Die Spinne antwortete sanft: "Ich weiß, daß ich spinne, und weiß auch, daß du fliegst. Doch was dir an mir sinnlos und langweilig erscheint, ist der Zweck meines Daseins. Und was du jetzt noch als Unsinn belächelst, könnte leichtfädig und rasch deinem eigenen Sinn ein Ende bereiten. Gib acht, daß du dich nicht in deinem Urteil verfängst." Wir sind immer wieder versucht, uns mit andern zu vergleichen, uns an andern zu messen.
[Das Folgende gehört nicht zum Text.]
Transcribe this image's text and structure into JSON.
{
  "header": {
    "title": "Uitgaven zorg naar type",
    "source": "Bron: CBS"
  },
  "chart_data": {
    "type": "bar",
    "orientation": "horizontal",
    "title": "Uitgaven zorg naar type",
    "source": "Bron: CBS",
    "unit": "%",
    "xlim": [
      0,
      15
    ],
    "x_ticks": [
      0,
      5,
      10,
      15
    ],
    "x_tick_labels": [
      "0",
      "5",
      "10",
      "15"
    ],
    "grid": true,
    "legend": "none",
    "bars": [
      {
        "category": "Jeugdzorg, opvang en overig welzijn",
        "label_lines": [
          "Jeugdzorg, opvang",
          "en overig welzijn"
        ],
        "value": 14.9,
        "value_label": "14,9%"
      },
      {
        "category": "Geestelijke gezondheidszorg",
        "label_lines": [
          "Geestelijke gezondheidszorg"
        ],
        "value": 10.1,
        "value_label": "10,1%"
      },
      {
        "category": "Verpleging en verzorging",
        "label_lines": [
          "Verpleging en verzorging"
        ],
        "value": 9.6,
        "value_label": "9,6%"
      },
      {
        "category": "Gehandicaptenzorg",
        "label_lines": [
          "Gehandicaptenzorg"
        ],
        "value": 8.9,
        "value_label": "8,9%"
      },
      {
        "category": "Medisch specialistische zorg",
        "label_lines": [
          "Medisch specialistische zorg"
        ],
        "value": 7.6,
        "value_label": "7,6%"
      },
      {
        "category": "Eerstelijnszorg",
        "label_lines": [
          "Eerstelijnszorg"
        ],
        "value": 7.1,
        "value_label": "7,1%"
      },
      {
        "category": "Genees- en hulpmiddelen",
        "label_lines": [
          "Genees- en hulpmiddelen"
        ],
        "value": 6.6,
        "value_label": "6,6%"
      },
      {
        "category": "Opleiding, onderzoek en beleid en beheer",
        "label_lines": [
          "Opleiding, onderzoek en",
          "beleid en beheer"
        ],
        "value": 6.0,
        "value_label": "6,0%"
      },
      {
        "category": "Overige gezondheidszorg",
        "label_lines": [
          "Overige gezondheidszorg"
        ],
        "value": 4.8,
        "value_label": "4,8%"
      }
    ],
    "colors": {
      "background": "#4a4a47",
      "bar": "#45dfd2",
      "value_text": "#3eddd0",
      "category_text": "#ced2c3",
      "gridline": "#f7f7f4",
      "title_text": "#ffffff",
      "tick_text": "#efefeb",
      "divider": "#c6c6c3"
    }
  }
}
Wir machen die Bedeutung unseres Daseins und unseres Soseins, unseren Selbstwert gerne am Vergleich mit andern fest: Manche Menschen fühlen sich gross, wenn sie sich besser, bedeutender und erfolgreicher wähnen als ihre Mitmenschen. Andere fühlen sich klein und beneiden insgeheim die Menschen in ihrem Umfeld, weil sie es ihrer Meinung nach besser haben als sie selbst. Sie alle vergessen dabei ihre Einmaligkeit und Einzigartigkeit: Denn so wie ich jetzt gerade denke und fühle, rede oder zuhöre, auf andere zugehe oder mich abwende, ihnen zulächle, mich freue oder ärgere – das bin ich, einmalig, unverwechselbar! „Ich, das ist mehr als sich von anderen zu unterscheiden, mehr als der bewusste Personkern, mehr als das Ergebnis meiner Lebensgeschichte. Das Ich heisst: Ich bin von Gott bei meinem Namen gerufen, mit einem unverwechselbaren Namen. Ich bin ein Wort, das Gott nur in mir spricht. Mein Wesen besteht nicht in meiner Leistung, nicht in meinem Wissen, auch nicht in meinem Fühlen, sondern in dem Wort, das Gott nur in mir spricht und das nur in mir und durch mich in dieser Welt vernehmbar werden kann. Sich selbst begegnen heisst daher, eine Ahnung von diesem einmaligen Wort Gottes in mir zu bekommen. Gott hat schon durch meine Existenz gesprochen, er hat sein Wort in mir gesagt. Beten als Selbstbegegnung heisst, in seinem innersten Geheimnis Gott begegnen, der mich in mir selbst angesprochen und sich in mir ausgesprochen hat.“ (Anselm Grün)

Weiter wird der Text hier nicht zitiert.